There was considerable press coverage in late March around security or privacy issues, but it seems that it wasn’t a big issue in terms of ability to win business, given Zoom’s Q1 FY21 earnings release. Is this a longer- term issue that we should continue to monitor? Would you say Zoom has properly addressed the issues or is there a risk of losing out on deals if this continues as a trend?
12.
Do you think Zoom’s ability to grow will be increasingly contingent on its ability to expand the product set? It launched Phone, even more recently Rooms, and it has the hardware-as-a-service piece. How should we think about the strengths of its add-on or subsequent products relative to the video? Do you think Zoom is executing well in product innovation?
13.
Is there anything that CIOs [chief information officers] still want from Zoom?
14.
How should we think about the Zoom for Home product? Do you think it will ultimately be desired at scale by customers?

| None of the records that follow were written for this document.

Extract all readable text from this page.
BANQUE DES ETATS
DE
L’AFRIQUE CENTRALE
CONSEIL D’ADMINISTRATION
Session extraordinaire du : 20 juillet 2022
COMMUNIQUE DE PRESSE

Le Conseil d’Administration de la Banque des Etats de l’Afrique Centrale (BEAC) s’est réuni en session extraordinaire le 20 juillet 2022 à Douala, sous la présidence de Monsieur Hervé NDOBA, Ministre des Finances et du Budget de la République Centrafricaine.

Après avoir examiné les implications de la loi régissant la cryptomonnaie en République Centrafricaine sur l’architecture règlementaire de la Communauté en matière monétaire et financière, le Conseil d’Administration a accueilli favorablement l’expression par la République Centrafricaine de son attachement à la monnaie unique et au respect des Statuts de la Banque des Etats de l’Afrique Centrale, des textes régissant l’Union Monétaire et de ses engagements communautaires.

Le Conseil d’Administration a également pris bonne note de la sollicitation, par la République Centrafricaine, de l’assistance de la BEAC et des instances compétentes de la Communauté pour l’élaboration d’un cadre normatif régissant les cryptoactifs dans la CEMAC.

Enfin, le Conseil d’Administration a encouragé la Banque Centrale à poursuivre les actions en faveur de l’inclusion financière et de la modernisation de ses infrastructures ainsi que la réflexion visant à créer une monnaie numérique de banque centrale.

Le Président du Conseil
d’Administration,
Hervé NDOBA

Is there a meaningful value proposition for that offering?
15.
Do you think Zoom’s hardware piece – akin to a computer monitor at USD 600 – will be meaningfully adopted or is that too premium to get a lot of uptake?
16.
How are you assessing Zoom’s ability to displace legacy incumbents such as Teams or Cisco? Is it easy to penetrate the accounts in organisations or corporations using Teams or Webex? Would a CIO ever conclude that it’s too costly or time-consuming to move off Webex or Teams given the seat size?
17.
At what point would most CIOs consider standardising across the organisation and paying for a licence? For example, would it be when one-quarter or one-half of the entire organisation is using Zoom on their own coin, is there a good rule of thumb here?
18.
You mentioned the forced-by-Microsoft rip and replace of Zoom. How concerned are you that critical-scale incumbents will be more aggressive and more frequently so, to the point that Zoom can’t prove the productivity and profitability improvements before there’s a negative effect of Microsoft and Cisco saying, “It’s us or we’re hitting the road”?
19.
What is your 1-3-year outlook on the general landscape? What wildcards would you encourage us to track?
20.
Is there anything we didn’t do justice to that you’d like to mention about the video conferencing segment?